Nishikimi Akihiko, Fukuhara Hideo, Su Wenjuan, Hongu Tsunaki, Takasuga Shunsuke, Mihara Hisashi, Cao Qinhong, Sanematsu Fumiyuki, Kanai Motomu, Hasegawa Hiroshi, Tanaka Yoshihiko, Shibasaki Masakatsu, Kanaho Yasunori, Sasaki Takehiko, Frohman Michael A, Fukui Yoshinori
Division of Immunogenetics, Department of Immunobiology and Neuroscience, Medical Institute of Bioregulation, Kyushu University, Fukuoka 812-8582, Japan.
Science. 2009 Apr 17;324(5925):384-7. doi: 10.1126/science.1170179. Epub 2009 Mar 26.

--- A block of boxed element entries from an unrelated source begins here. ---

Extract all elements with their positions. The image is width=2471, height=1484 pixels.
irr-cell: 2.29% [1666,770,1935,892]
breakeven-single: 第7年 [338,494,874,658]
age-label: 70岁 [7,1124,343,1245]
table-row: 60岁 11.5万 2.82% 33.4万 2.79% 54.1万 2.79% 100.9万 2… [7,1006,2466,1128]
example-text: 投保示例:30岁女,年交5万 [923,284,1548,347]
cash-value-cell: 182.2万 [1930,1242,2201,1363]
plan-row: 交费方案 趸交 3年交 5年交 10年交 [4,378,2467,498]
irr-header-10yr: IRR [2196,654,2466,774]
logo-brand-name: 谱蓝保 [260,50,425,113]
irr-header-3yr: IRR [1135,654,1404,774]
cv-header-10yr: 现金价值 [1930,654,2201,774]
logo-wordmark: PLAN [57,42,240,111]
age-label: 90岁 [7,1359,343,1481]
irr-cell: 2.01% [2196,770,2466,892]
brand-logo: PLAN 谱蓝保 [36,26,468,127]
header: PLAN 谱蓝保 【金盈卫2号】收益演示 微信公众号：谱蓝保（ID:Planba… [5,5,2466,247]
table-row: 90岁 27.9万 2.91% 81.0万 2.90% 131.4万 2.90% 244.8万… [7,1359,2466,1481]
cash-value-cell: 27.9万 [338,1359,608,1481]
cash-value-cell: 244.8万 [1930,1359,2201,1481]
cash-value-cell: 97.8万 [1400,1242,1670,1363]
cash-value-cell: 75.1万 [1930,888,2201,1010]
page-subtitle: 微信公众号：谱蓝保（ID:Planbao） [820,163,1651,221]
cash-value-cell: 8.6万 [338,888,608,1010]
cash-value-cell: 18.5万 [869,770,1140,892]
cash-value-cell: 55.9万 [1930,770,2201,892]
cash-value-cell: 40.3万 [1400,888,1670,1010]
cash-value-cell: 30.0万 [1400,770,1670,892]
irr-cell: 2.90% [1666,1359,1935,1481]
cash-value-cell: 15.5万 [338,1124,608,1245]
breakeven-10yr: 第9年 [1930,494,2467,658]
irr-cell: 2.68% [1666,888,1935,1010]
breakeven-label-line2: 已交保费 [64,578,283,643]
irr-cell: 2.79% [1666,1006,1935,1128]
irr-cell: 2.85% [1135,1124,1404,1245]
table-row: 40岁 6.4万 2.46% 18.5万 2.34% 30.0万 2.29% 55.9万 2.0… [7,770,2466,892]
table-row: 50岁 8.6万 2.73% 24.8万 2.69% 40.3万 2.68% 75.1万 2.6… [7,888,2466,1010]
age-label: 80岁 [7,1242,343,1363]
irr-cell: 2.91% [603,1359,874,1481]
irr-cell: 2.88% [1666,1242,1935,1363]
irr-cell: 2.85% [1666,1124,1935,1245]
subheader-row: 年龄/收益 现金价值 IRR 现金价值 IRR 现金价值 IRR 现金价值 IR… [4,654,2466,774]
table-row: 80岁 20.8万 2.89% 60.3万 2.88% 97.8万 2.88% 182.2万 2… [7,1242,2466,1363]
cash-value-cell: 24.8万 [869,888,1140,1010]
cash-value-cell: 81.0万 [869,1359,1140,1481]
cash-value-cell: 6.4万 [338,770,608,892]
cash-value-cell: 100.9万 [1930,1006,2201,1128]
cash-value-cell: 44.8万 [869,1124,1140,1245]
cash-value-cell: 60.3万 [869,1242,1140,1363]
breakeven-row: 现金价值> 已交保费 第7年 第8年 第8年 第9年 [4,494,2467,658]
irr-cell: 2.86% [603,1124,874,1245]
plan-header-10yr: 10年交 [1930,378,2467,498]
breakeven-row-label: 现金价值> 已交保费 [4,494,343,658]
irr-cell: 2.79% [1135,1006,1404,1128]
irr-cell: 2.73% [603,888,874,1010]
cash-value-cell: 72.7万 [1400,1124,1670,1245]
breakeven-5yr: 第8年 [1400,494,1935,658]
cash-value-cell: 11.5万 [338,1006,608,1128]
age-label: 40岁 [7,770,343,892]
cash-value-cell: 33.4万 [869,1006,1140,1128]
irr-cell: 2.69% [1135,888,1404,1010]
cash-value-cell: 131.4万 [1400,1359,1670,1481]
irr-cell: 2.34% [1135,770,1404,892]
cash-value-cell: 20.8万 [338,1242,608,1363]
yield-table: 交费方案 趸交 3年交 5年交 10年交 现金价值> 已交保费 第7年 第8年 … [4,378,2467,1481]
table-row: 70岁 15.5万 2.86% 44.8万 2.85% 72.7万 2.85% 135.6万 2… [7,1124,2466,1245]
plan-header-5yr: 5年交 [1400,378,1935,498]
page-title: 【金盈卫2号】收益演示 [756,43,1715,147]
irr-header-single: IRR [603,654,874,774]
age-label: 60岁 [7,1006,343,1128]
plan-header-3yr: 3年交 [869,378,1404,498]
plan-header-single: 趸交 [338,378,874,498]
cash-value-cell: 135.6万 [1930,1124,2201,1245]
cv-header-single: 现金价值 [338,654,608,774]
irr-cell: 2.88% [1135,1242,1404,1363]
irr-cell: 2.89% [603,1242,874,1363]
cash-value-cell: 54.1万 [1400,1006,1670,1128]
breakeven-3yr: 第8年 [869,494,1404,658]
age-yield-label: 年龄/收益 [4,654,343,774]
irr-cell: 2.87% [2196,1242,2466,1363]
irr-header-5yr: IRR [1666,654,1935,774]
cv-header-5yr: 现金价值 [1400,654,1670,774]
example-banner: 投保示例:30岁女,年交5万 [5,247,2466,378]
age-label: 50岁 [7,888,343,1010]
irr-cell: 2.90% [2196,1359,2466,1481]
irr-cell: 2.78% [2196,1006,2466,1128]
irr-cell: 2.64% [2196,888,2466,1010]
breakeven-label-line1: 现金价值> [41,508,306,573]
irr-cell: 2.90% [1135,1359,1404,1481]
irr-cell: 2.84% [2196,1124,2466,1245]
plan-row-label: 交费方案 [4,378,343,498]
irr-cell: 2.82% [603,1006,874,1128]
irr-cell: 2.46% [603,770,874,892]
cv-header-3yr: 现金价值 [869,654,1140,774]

During chemotaxis, activation of the small guanosine triphosphatase Rac is spatially regulated to organize the extension of membrane protrusions in the direction of migration. In neutrophils, Rac activation is primarily mediated by DOCK2, an atypical guanine nucleotide exchange factor. Upon stimulation, we found that DOCK2 rapidly translocated to the plasma membrane in a phosphatidylinositol 3,4,5-trisphosphate-dependent manner. However, subsequent accumulation of DOCK2 at the leading edge required phospholipase D-mediated synthesis of phosphatidic acid, which stabilized DOCK2 there by means of interaction with a polybasic amino acid cluster, resulting in increased local actin polymerization. When this interaction was blocked, neutrophils failed to form leading edges properly and exhibited defects in chemotaxis. Thus, intracellular DOCK2 dynamics are sequentially regulated by distinct phospholipids to localize Rac activation during neutrophil chemotaxis.
在趋化作用过程中,小GTP酶Rac的激活在空间上受到调控,以在迁移方向上组织膜突起的延伸。在中性粒细胞中,Rac激活主要由非典型鸟嘌呤核苷酸交换因子DOCK2介导。受到刺激后,我们发现DOCK2以磷脂酰肌醇3,4,5 -三磷酸依赖性方式迅速转运至质膜。然而,DOCK2随后在前缘的积累需要磷脂酶D介导的磷脂酸合成,磷脂酸通过与多碱性氨基酸簇相互作用将DOCK2稳定在那里,导致局部肌动蛋白聚合增加。当这种相互作用被阻断时,中性粒细胞无法正常形成前缘,并在趋化作用中表现出缺陷。因此,在中性粒细胞趋化作用过程中,细胞内DOCK2的动态变化由不同的磷脂顺序调节,以定位Rac激活。